This documents mirrors the [ESM Collection Specification](https://github.com/NCAR/esm-collection-spec/blob/master/collection-spec/collection-spec.md) and is updated as the specification evolves.
This document explains the structure and content of an ESM Catalog. A catalog provides metadata about the catalog, telling us what we expect to find inside and how to open it. The catalog is described is a single json file, inspired by the STAC spec.
The ESM Catalog specification consists of three parts:
The catalog specification provides metadata about the catalog, telling us what we expect to find inside and how to open it. The descriptor is a single json file, inspired by the STAC spec.
{
"esmcat_version": "0.1.0",
"id": "sample",
"description": "This is a very basic sample ESM catalog.",
"catalog_file": "sample_catalog.csv",
"attributes": [
{
"column_name": "activity_id",
"vocabulary": "https://raw.githubusercontent.com/WCRP-CMIP/CMIP6_CVs/master/CMIP6_activity_id.json"
},
{
"column_name": "source_id",
"vocabulary": "https://raw.githubusercontent.com/WCRP-CMIP/CMIP6_CVs/master/CMIP6_source_id.json"
}
],
"assets": {
"column_name": "path",
"format": "zarr"
}
}
The collection points to a single catalog. A catalog is a CSV file. The meaning of the columns in the csv file is defined by the parent collection.

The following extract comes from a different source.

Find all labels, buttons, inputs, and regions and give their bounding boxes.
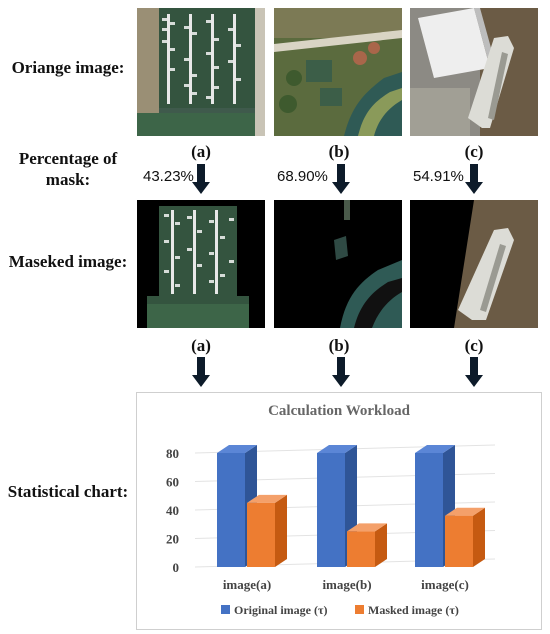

activity_id,source_id,path
CMIP,ACCESS-CM2,gs://pangeo-data/store1.zarr
CMIP,GISS-E2-1-G,gs://pangeo-data/store1.zarr
The data assets can be either netCDF or Zarr. They should be either URIs or full filesystem paths.
Element | Type | Description |
---|---|---|
esmcat_version | string | REQUIRED. The ESM Catalog version the catalog implements. |
id | string | REQUIRED. Identifier for the catalog. |
title | string | A short descriptive one-line title for the catalog. |
description | string | REQUIRED. Detailed multi-line description to fully explain the catalog. CommonMark 0.28 syntax MAY be used for rich text representation. |
catalog_file | string | REQUIRED. Path to a the CSV file with the catalog contents. |
catalog_dict | array | If specified, it is mutually exclusive with catalog_file . An array of dictionaries that represents the data that would otherwise be in the csv. |
attributes | [Attribute Object] | REQUIRED. A list of attribute columns in the data set. |
assets | Assets Object | REQUIRED. Description of how the assets (data files) are referenced in the CSV catalog file. |
aggregation_control | Aggregation Control Object | OPTIONAL. Description of how to support aggregation of multiple assets into a single xarray data set. |
An attribute object describes a column in the catalog CSV file. The column names can optionally be associated with a controlled vocabulary, such as the CMIP6 CVs, which explain how to interpret the attribute values.
Element | Type | Description |
---|---|---|
column_name | string | REQUIRED. The name of the attribute column. Must be in the header of the CSV file. |
vocabulary | string | Link to the controlled vocabulary for the attribute in the format of a URL. |
An assets object describes the columns in the CSV file relevant for opening the actual data files.
Element | Type | Description |
---|---|---|
column_name | string | REQUIRED. The name of the column containing the path to the asset. Must be in the header of the CSV file. |
format | string | The data format. Valid values are netcdf , zarr , opendap or reference (kerchunk reference files). If specified, it means that all data in the catalog is the same type. |
format_column_name | string | The column name which contains the data format, allowing for variable data types in one catalog. Mutually exclusive with format . |
An aggregation control object defines neccessary information to use when aggregating multiple assets into a single xarray data set.
Element | Type | Description |
---|---|---|
variable_column_name | string | REQUIRED. Name of the attribute column in csv file that contains the variable name. |
groupby_attrs | array | Column names (attributes) that define data sets that can be aggegrated. |
aggregations | [Aggregation Object] | OPTIONAL. List of aggregations to apply to query results |
An aggregation object describes types of operations done during the aggregation of multiple assets into a single xarray data set.
Element | Type | Description |
---|---|---|
type | string | REQUIRED. Type of aggregation operation to apply. Valid values include: join_new , join_existing , union |
attribute_name | string | Name of attribute (column) across which to aggregate. |
options | object | OPTIONAL. Aggregration settings that are passed as keywords arguments to xarray.concat() or xarray.merge() . For join_existing , it must contain the name of the existing dimension to use (for e.g.: something like {'dim': 'time'} ). |